El pasado mes de marzo, durante su visita de un día a Milán, el Papa dedicó tres horas a la gigantesca cárcel de San Vittore, donde fue recorriendo las galerías de las presas jóvenes con niños, las de mujeres, las de delincuentes normales e incluso la galería «protegida» que custodia a policías, transexuales y pedófilos en peligro de agresión por otros internos.
Francisco saludó uno por uno, con un apretón de manos o un abrazo, a los dos mil internos. Les confesó que había ido a verles porque «Jesús ha dicho: ‘Estaba en la cárcel y vinisteis a visitarme’. Vosotros sois para mí Jesús, sois mis hermanos. El Señor os ama tanto como a mí. Somos hermanos pecadores».
Pocas personas saben que muchos domingos el Papa llama por teléfono a detenidos que le escriben desde muchos países. Quiere mantener su esperanza y facilitar su reinserción. No tolera que los sistemas carcelarios empeoren a los internos.

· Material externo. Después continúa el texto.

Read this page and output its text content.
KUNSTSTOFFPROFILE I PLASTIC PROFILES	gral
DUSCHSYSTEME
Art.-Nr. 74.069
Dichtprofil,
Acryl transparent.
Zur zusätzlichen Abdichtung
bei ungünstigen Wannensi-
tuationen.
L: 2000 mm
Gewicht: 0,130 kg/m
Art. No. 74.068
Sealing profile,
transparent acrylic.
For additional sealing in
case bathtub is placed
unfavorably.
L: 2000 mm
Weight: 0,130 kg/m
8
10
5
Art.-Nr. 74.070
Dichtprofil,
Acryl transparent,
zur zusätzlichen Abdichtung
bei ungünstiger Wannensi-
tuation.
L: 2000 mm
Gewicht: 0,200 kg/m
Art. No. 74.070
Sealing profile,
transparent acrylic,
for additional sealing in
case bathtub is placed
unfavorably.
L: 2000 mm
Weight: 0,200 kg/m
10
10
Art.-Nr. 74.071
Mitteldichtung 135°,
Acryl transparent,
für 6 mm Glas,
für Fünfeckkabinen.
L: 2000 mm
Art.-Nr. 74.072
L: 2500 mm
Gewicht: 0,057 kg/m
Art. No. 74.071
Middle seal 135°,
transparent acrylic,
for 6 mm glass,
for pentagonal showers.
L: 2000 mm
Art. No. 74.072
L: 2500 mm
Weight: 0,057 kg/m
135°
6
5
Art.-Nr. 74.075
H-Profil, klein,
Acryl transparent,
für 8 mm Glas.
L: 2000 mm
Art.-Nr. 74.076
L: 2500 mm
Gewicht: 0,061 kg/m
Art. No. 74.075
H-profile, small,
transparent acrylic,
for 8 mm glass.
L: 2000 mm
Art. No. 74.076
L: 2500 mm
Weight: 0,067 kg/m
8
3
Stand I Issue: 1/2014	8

Este verano envió un videomensaje al Centro de estudiantes universitarios de Ezeiza, creado por un acuerdo con la Universidad de Buenos Aires para que los internos puedan continuar sus carreras durante los años que están en la cárcel. Les dijo que le daba «mucha alegría la existencia de este espacio de trabajo, de cultura, de progreso. Es un signo de humanidad».
En Suecia, donde la reinserción se cuida mucho, cada vez hay menos presos, se van cerrando cárceles, y las calles están más tranquilas.
A poco de der ser elegido Papa, Francisco se fue el día de Jueves Santo a una cárcel juvenil de Roma a lavar los pies a muchachos y muchachas, incluida una musulmana. En sus viajes internacionales ha visitado algunas de las peores cárceles del mundo, como la de Palmasola en Bolivia con casi cuatro mil detenidos -ancianos, hombres, mujeres y niños- a la espera de juicio. Un contraejemplo, que Francisco desea erradicar.